Lo primero que me gustaría resaltar sobre la novela es que para mí, más que una novela costumbrista es una historia de mujeres. De mujeres que afrontan los acontecimientos que les toca vivir sin desfallecer, levantándose ante las vicisitudes que la vida les va poniendo. Aunque muchas veces nos puedan parecer inverosímiles las actitudes que se describen en esta historia -si tenemos en cuenta el siglo donde tienen lugar- sí me gustaría pensar que, independientemente de donde te haya tocado nacer o vivir, cada mujer puede ser el arquitecto de su futuro.

La historia comienza a mediados de octubre de 1686 cuando una mujer de apenas 18 años, Petronella Oortman, llega sola a la casa de su reciente marido Johannes Brandt. La casa está situada en el centro de Amsterdam, en una de las mejores calles de la ciudad, en la llamada Curva de oro.

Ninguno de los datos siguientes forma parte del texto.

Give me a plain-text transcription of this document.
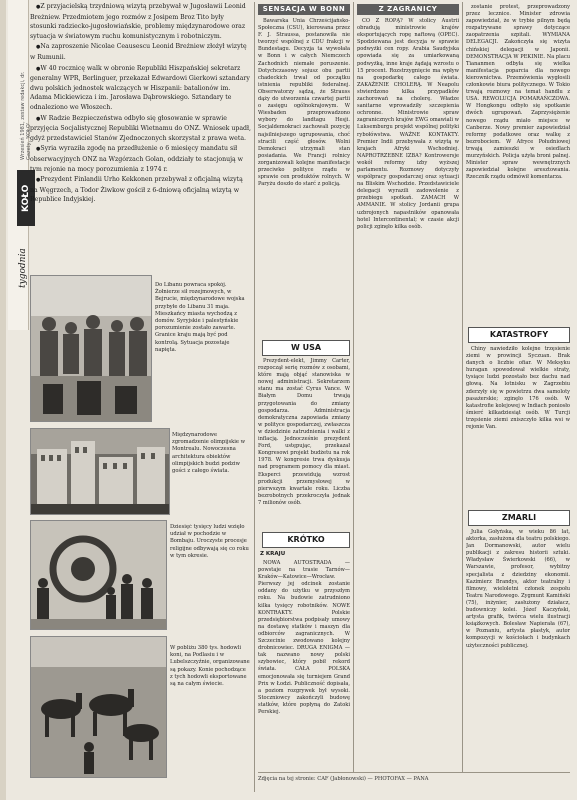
Wrzesień 1981, zestaw redakcji, dr. Gazety, 'KOŁO'
KOŁO
tygodnia

● Z przyjacielską trzydniową wizytą przebywał w Jugosławii Leonid Breżniew. Przedmiotem jego rozmów z Josipem Broz Tito były stosunki radziecko-jugosłowiańskie, problemy międzynarodowe oraz sytuacja w światowym ruchu komunistycznym i robotniczym.

● Na zaproszenie Nicolae Ceausescu Leonid Breżniew złożył wizytę w Rumunii.

● W 40 rocznicę walk w obronie Republiki Hiszpańskiej sekretarz generalny WPR, Berlinguer, przekazał Edwardowi Gierkowi sztandary dwu polskich jednostek walczących w Hiszpanii: batalionów im. Adama Mickiewicza i im. Jarosława Dąbrowskiego. Sztandary te odnaleziono we Włoszech.

● W Radzie Bezpieczeństwa odbyło się głosowanie w sprawie przyjęcia Socjalistycznej Republiki Wietnamu do ONZ. Wniosek upadł, gdyż przedstawiciel Stanów Zjednoczonych skorzystał z prawa weta.

● Syria wyraziła zgodę na przedłużenie o 6 miesięcy mandatu sił obserwacyjnych ONZ na Wzgórzach Golan, oddziały te stacjonują w tym rejonie na mocy porozumienia z 1974 r.

● Prezydent Finlandii Urho Kekkonen przebywał z oficjalną wizytą na Węgrzech, a Todor Żiwkow gościł z 6-dniową oficjalną wizytą w Republice Indyjskiej.

Do Libanu powraca spokój. Żołnierze sił rozejmowych, w Bejrucie, międzynarodowe wojska przybyłe do Libanu 31 maja. Mieszkańcy miasta wychodzą z domów. Syryjskie i palestyńskie porozumienie zostało zawarte. Granice kraju mają być pod kontrolą. Sytuacja pozostaje napięta.
Międzynarodowe zgromadzenie olimpijskie w Montrealu. Nowoczesna architektura obiektów olimpijskich budzi podziw gości z całego świata.
Dziesięć tysięcy ludzi wzięło udział w pochodzie w Bombaju. Uroczyste procesje religijne odbywają się co roku w tym okresie.
W pobliżu 380 tys. hodowli koni, na Podlasiu i w Lubelszczyźnie, organizowane są pokazy. Konie pochodzące z tych hodowli eksportowane są na całym świecie.
SENSACJA W BONN

Bawarska Unia Chrześcijańsko-Społeczna (CSU), kierowana przez F. J. Straussa, postanowiła nie tworzyć wspólnej z CDU frakcji w Bundestagu. Decyzja ta wywołała w Bonn i w całych Niemczech Zachodnich niemałe poruszenie. Dotychczasowy sojusz obu partii chadeckich trwał od początku istnienia republiki federalnej. Obserwatorzy sądzą, że Strauss dąży do utworzenia czwartej partii o zasięgu ogólnokrajowym. W Wiesbaden przeprowadzono wybory do landtagu Hesji. Socjaldemokraci zachowali pozycję najsilniejszego ugrupowania, choć stracili część głosów. Wolni Demokraci utrzymali stan posiadania. We Francji rolnicy zorganizowali kolejne manifestacje przeciwko polityce rządu w sprawie cen produktów rolnych. W Paryżu doszło do starć z policją.

W USA

Prezydent-elekt, Jimmy Carter, rozpoczął serię rozmów z osobami, które mają objąć stanowiska w nowej administracji. Sekretarzem stanu ma zostać Cyrus Vance. W Białym Domu trwają przygotowania do zmiany gospodarza. Administracja demokratyczna zapowiada zmiany w polityce gospodarczej, zwłaszcza w dziedzinie zatrudnienia i walki z inflacją. Jednocześnie prezydent Ford, ustępując, przekazał Kongresowi projekt budżetu na rok 1978. W kongresie trwa dyskusja nad programem pomocy dla miast. Eksperci przewidują wzrost produkcji przemysłowej w pierwszym kwartale roku. Liczba bezrobotnych przekroczyła jednak 7 milionów osób.

KRÓTKO
Z KRAJU

NOWA AUTOSTRADA — powstaje na trasie Tarnów—Kraków—Katowice—Wrocław. Pierwszy jej odcinek zostanie oddany do użytku w przyszłym roku. Na budowie zatrudniono kilka tysięcy robotników. NOWE KONTRAKTY. Polskie przedsiębiorstwa podpisały umowy na dostawę statków i maszyn dla odbiorców zagranicznych. W Szczecinie zwodowano kolejny drobnicowiec. DRUGA ENIGMA — tak nazwano nowy polski szybowiec, który pobił rekord świata. CAŁA POLSKA emocjonowała się turniejem Grand Prix w Łodzi. Publiczność dopisała, a poziom rozgrywek był wysoki. Stoczniowcy zakończyli budowę statków, które popłyną do Zatoki Perskiej.

Z ZAGRANICY

CO Z ROPĄ? W stolicy Austrii obradują ministrowie krajów eksportujących ropę naftową (OPEC). Spodziewana jest decyzja w sprawie podwyżki cen ropy. Arabia Saudyjska opowiada się za umiarkowaną podwyżką, inne kraje żądają wzrostu o 15 procent. Rozstrzygnięcie ma wpływ na gospodarkę całego świata. ZAKAŻENIE CHOLERĄ. W Neapolu stwierdzono kilka przypadków zachorowań na cholerę. Władze sanitarne wprowadziły szczepienia ochronne. Ministrowie spraw zagranicznych krajów EWG omawiali w Luksemburgu projekt wspólnej polityki rybołówstwa. WAŻNE KONTAKTY. Premier Indii przebywała z wizytą w krajach Afryki Wschodniej. NAPROTRZEBNE IZBA? Kontrowersje wokół reformy izby wyższej parlamentu. Rozmowy dotyczyły współpracy gospodarczej oraz sytuacji na Bliskim Wschodzie. Przedstawiciele delegacji wyrazili zadowolenie z przebiegu spotkań. ZAMACH W AMMANIE. W stolicy Jordanii grupa uzbrojonych napastników opanowała hotel Intercontinental; w czasie akcji policji zginęło kilka osób.

zostanie protest, przeprowadzony przez lecznice. Minister zdrowia zapowiedział, że w trybie pilnym będą rozpatrywane sprawy dotyczące zaopatrzenia szpitali. WYMIANA DELEGACJI. Zakończyła się wizyta chińskiej delegacji w Japonii. DEMONSTRACJA W PEKINIE. Na placu Tiananmen odbyła się wielka manifestacja poparcia dla nowego kierownictwa. Przemówienia wygłosili członkowie biura politycznego. W Tokio trwają rozmowy na temat handlu z USA. REWOLUCJA POMARAŃCZOWA. W Hongkongu odbyło się spotkanie dwóch ugrupowań. Zaprzysiężenie nowego rządu miało miejsce w Canberze. Nowy premier zapowiedział reformy podatkowe oraz walkę z bezrobociem. W Afryce Południowej trwają zamieszki w osiedlach murzyńskich. Policja użyła broni palnej. Minister spraw wewnętrznych zapowiedział kolejne aresztowania. Rzecznik rządu odmówił komentarza.

KATASTROFY

Chiny nawiedziło kolejne trzęsienie ziemi w prowincji Syczuan. Brak danych o liczbie ofiar. W Meksyku huragan spowodował wielkie straty, tysiące ludzi pozostało bez dachu nad głową. Na lotnisku w Zagrzebiu zderzyły się w powietrzu dwa samoloty pasażerskie; zginęło 176 osób. W katastrofie kolejowej w Indiach poniosło śmierć kilkadziesiąt osób. W Turcji trzęsienie ziemi zniszczyło kilka wsi w rejonie Van.

ZMARLI

Julia Gołyńska, w wieku 86 lat, aktorka, zasłużona dla teatru polskiego. Jan Dormanowski, autor wielu publikacji z zakresu historii sztuki. Władysław Świerkowski (66), w Warszawie, profesor, wybitny specjalista z dziedziny ekonomii. Kazimierz Brandys, aktor teatralny i filmowy, wieloletni członek zespołu Teatru Narodowego. Zygmunt Kamiński (75), inżynier, zasłużony działacz, budowniczy kolei. Józef Kaczyński, artysta grafik, twórca wielu ilustracji książkowych. Bolesław Napierała (67), w Poznaniu, artysta plastyk, autor kompozycji w kościołach i budynkach użyteczności publicznej.

Zdjęcia na tej stronie: CAF (Jabłonowski) — PHOTOFAX — PANA
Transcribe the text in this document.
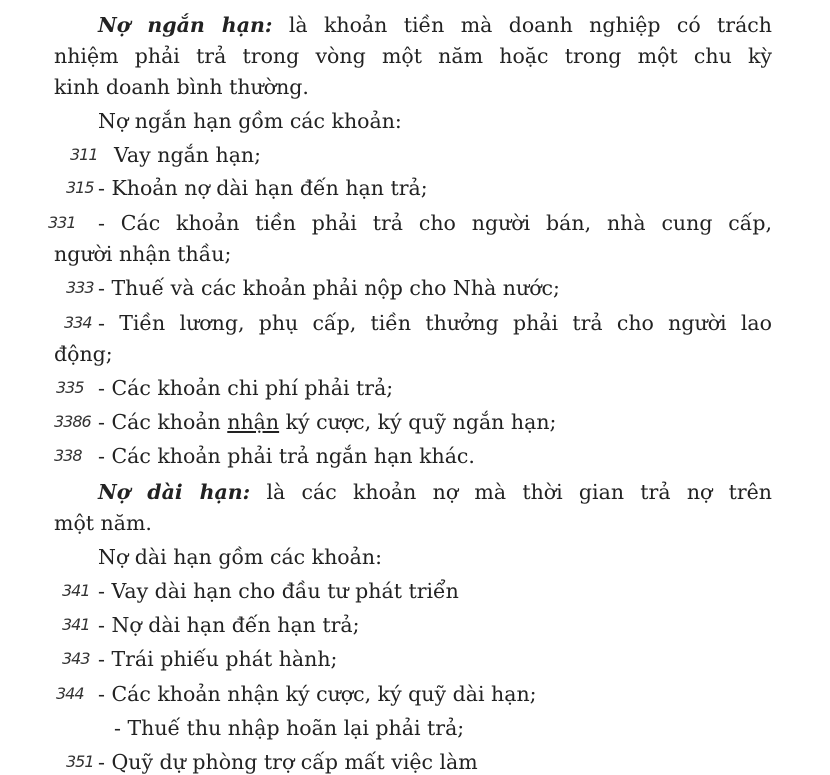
Nợ ngắn hạn: là khoản tiền mà doanh nghiệp có trách
nhiệm phải trả trong vòng một năm hoặc trong một chu kỳ
kinh doanh bình thường.
Nợ ngắn hạn gồm các khoản:
311 Vay ngắn hạn;
315 - Khoản nợ dài hạn đến hạn trả;
331	- Các khoản tiền phải trả cho người bán, nhà cung cấp,
người nhận thầu;
333 - Thuế và các khoản phải nộp cho Nhà nước;
334 - Tiền lương, phụ cấp, tiền thưởng phải trả cho người lao
động;
335 - Các khoản chi phí phải trả;
3386 - Các khoản nhận ký cược, ký quỹ ngắn hạn;
338 - Các khoản phải trả ngắn hạn khác.
Nợ dài hạn: là các khoản nợ mà thời gian trả nợ trên
một năm.
Nợ dài hạn gồm các khoản:
341 - Vay dài hạn cho đầu tư phát triển
341 - Nợ dài hạn đến hạn trả;
343 - Trái phiếu phát hành;
344 - Các khoản nhận ký cược, ký quỹ dài hạn;
- Thuế thu nhập hoãn lại phải trả;
351 - Quỹ dự phòng trợ cấp mất việc làm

Como era habitual en esa época, su matrimonio se acordó por interés. A su marido, un hombre de negocios con éxito y dinero le interesaba emparentarse con una mujer de ascendencia noble, mientras que a Nella, procedente de una familia venida a menos de la zona rural, la riqueza de Johannes le daba la vida y estabilidad económica que no iba a encontrar en su núcleo familiar y la posibilidad de trasladarse a una gran ciudad como Amsterdam que en esa época junto con Venecia eran una de las potencias económicas y comerciales más importantes de Europa.

Nella llega a esta nueva vida con la inocencia y la ingenuidad de la juventud. Una total inexperiencia en la vida. Se encuentra nada más entrar con un ambiente frío y poco amigable. Su marido todavía no ha regresado de un viaje comercial a Londres y la recibe su cuñada Marin, a la que todavía no conocía y los dos sirvientes de la casa: Cornelia y Otto.

En esta primera parte de la novela presenciamos ya la contraposición de carácter entre los dos personajes, para mi, más importantes de la historia: Nella y Marin.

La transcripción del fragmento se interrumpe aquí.